La crise économique n'est décidément pas tendre pour l'Union européenne (UE), qui voit sa cohésion compromise par un vigoureux débat sur le protectionnisme.

Le gouvernement français a mis le feu aux poudres en annonçant lundi un plan de sauvetage du secteur automobile interdisant aux constructeurs Peugeot et Renault de délocaliser des usines hors de l'Hexagone pour une durée de cinq ans.

 

Le président français Nicolas Sarkozy avait affirmé la semaine dernière, lors d'une intervention télévisée, qu'il fallait même envisager de procéder à des relocalisations «si possible».

«Si on donne de l'argent à l'industrie automobile pour se restructurer, ce n'est pas pour apprendre qu'une nouvelle usine va partir en République tchèque ou ailleurs», a souligné le chef d'État, en évoquant un des pays d'Europe de l'Est où les constructeurs français disposent d'unités de production.

La République tchèque, qui occupe depuis le début du mois de janvier la présidence tournante de l'UE, n'a pas du tout apprécié d'être ciblée par le président français.

Le premier ministre tchèque Mirek Topolanek a déploré que certains pays tentent «d'utiliser la crise financière pour introduire des formes de protectionnisme». Il a précisé que le plan français risquait même de compromettre l'adoption par Prague du traité de Lisbonne, sensé mener à une révision des procédures décisionnelles au sein de l'UE.

La chancelière allemande Angela Merkel a prévenu que tous les pays membres devaient examiner attentivement les mesures qu'ils adoptent en temps de crise pour s'assurer de procéder de manière «juste et équitable». Elle a souligné que la question du protectionnisme serait certainement évoquée lors d'un sommet des pays membres début mars.

La Commission européenne s'est aussi inquiétée du plan français, questionnant sa conformité avec les règles en place favorisant le libre commerce.
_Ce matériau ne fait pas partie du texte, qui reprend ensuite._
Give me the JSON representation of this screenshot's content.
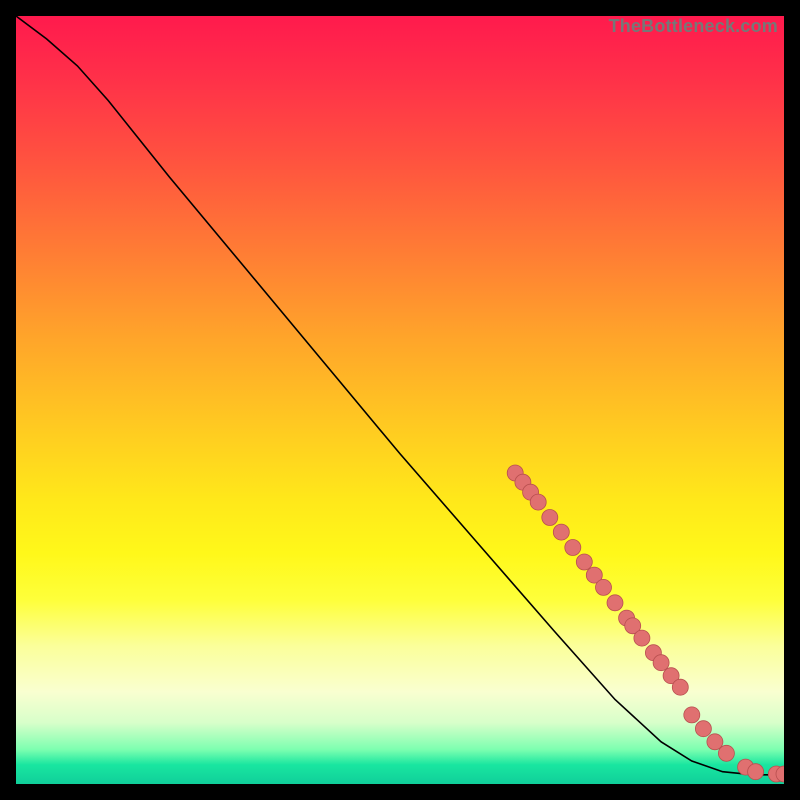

Dans un communiqué, l'organisation insistait il y a quelques jours sur la nécessité de «lutter contre le nationalisme économique, contre le protectionnisme interne, contre toutes les formes de populisme et d'extrémisme».

Le premier ministre français François Fillon a été envoyé d'urgence à Bruxelles dans l'espoir de mettre fin à la polémique tout en insistant sur la légalité des conditions imposées aux constructeurs français.

Les mises en garde émanant des économistes se multiplient pendant ce temps dans les médias français.

L'historien Patrice Baubeau a relevé il y a quelques jours dans Libération que l'introduction par les États-Unis en 1930 d'une loi rehaussant les tarifs douaniers sur des milliers de produits avait considérablement aggravé la crise. Vingt-cinq pays avaient adopté des mesures de rétorsion contre la loi, adoptée dans une période qui a vu le commerce mondial fondre de près de 60% en quelques années.

Les droits de douane sont aujourd'hui cinq ou six fois moins élevées qu'à l'époque et les mécanismes régissant le commerce international sont beaucoup plus développés, modérant les risques d'un nouveau dérapage, estime M. Baubeau.

L'économiste Jean-Luc Gréau ne croit pas que les mesures protectionnistes adoptées à l'époque ont considérablement aggravé la crise. «C'est une fable», dit-il en entrevue.

C'est plutôt un dramatique effondrement de la demande interne qui a entraîné dans son sillage une chute des exportations, estime cet ex-conseiller économique de la principale organisation patronale de France.

Il faut cesser de voir le protectionnisme «comme une forme de pathologie de l'esprit fondée sur la peur», souligne M. Gréau, qui milite avec un groupe d'intellectuels français en faveur d'une forme de «protectionnisme européen».

Les pays de l'UE, tout en évitant de se disputer entre eux, ne devraient pas hésiter, selon lui, à imposer des barrières tarifaires pour empêcher la délocalisation d'usines vers des pays où les salaires sont dérisoires et les préoccupations environnementales pratiquement inexistantes.

«Nous sommes dans une nouvelle phase de l'histoire économique. Il faut éviter la suppression du tissu productif qui nous permet de supporter nos mesures sociales», souligne M. Gréau, qui critique en particulier l'Inde et la Chine.

Au même moment, les grands argentiers du G7 (États-Unis, Japon, Allemagne, Grande-Bretagne, France, Italie, Canada) sont arrivés hier à Rome pour une réunion où il sera abondamment question de libre commerce.

La Russie a aussi été invitée à la réunion qui s'achèvera aujourd'hui avec la publication d'un communiqué.

Le directeur général du FMI Dominique Strauss-Kahn, qui sera présent à Rome, a aussi mis en garde contre un «protectionnisme qui peut revenir par la porte de derrière, en particulier dans le secteur bancaire».